My kiné was actually very gentle with a neck massage, some very tentative head turns and shoulder movements, ten minutes of a TENS machine (électro) on my shoulder (at least I think that’s what the huge, clanky, old-fashioned device was) followed by hot pads on my neck and shoulder. Not too draining or demanding. Something tells me the head turning and shoulder moving around exercises will increase in intensity over the next 9 sessions. Ouch. However, I finally picked up my prescription which consists of a carrier bag of painkillers so I’ll be OK even if things get rough!
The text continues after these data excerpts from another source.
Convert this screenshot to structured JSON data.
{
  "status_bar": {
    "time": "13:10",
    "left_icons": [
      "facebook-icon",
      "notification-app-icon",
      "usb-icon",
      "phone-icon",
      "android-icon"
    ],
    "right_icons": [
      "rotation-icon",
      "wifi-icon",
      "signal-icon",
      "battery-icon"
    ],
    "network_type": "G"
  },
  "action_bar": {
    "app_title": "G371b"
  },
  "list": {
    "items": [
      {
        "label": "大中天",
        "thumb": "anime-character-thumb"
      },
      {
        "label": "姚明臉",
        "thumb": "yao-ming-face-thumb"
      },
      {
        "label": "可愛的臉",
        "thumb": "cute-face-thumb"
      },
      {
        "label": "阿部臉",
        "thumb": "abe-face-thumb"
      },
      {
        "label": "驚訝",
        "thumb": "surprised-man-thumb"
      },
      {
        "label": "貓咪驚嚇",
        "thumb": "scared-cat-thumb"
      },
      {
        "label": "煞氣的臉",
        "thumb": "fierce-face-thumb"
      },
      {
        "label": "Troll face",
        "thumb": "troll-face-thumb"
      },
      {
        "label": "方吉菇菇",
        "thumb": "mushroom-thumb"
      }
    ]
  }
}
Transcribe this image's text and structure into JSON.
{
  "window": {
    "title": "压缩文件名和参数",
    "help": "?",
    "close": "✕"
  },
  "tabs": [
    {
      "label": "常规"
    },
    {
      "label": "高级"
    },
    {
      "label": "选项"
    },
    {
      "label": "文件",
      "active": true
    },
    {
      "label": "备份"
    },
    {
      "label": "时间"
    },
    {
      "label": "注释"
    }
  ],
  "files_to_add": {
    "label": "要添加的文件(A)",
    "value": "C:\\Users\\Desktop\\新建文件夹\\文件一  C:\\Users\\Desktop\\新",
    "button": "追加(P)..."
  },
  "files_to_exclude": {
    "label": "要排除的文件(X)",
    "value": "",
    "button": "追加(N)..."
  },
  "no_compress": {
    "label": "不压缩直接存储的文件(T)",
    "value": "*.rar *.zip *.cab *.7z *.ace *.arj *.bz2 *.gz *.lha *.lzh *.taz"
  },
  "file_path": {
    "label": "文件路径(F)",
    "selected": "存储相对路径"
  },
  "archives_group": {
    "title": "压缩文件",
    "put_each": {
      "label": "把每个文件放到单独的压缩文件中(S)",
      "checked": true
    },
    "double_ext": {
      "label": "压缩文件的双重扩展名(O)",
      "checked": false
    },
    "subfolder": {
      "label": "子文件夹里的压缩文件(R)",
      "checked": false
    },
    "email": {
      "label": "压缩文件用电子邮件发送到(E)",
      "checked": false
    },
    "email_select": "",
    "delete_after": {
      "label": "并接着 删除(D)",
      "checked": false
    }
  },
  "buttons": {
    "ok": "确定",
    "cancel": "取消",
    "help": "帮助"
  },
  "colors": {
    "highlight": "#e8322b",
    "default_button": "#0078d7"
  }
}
Chris and I had a fun night out last Friday. It involved eating doner kebabs in a bus-stop in Montlucon and apart from the French setting, reminded us of student days. Mind you, the previous two hours spent at a rheumatology clinic most definitely didn’t! The joys of being 50. I’ve got the all clear though. I have névralgie cervicale (neuralgia, trapped nerves of the neck) and tendonitis in my shoulder and not the old rheumatics, thank goodness. It’s the rheumatologist I have to thank for my pain meds. He even threw in some sleeping tablets as he thought I seemed nervy! (Well, I suppose you could argue I would be, suffering from trapped nerves.) I firmly denied it, since I tend to think of myself as fairly sensible and a coper, but he prescribed them anyway.
I’m finding it hard being so limited physically. I’ve always been very active and happy to tackle most physical tasks but now I’m down to doing everything with one arm and a non-bendy neck. Chris is having to do all the heavy stuff on his own at the moment which isn’t great. I couldn’t even wave my arms at the llamas today to contribute usefully to proceedings when Chris was moving hay bales out for the pigs and sheep. Not that they take any notice anyway – they merrily dance behind the reversing tractor with its very long, pointy hay-bale prongs at every opportunity. They’re so nosey! They can’t bear to miss out on what’s going on.
Moan, moan, moan. I know, it’s pathetic and things could be a heck of a lot worse. I’m a very impatient patient and want to be up and doing when I have to be down and resting. Grrr.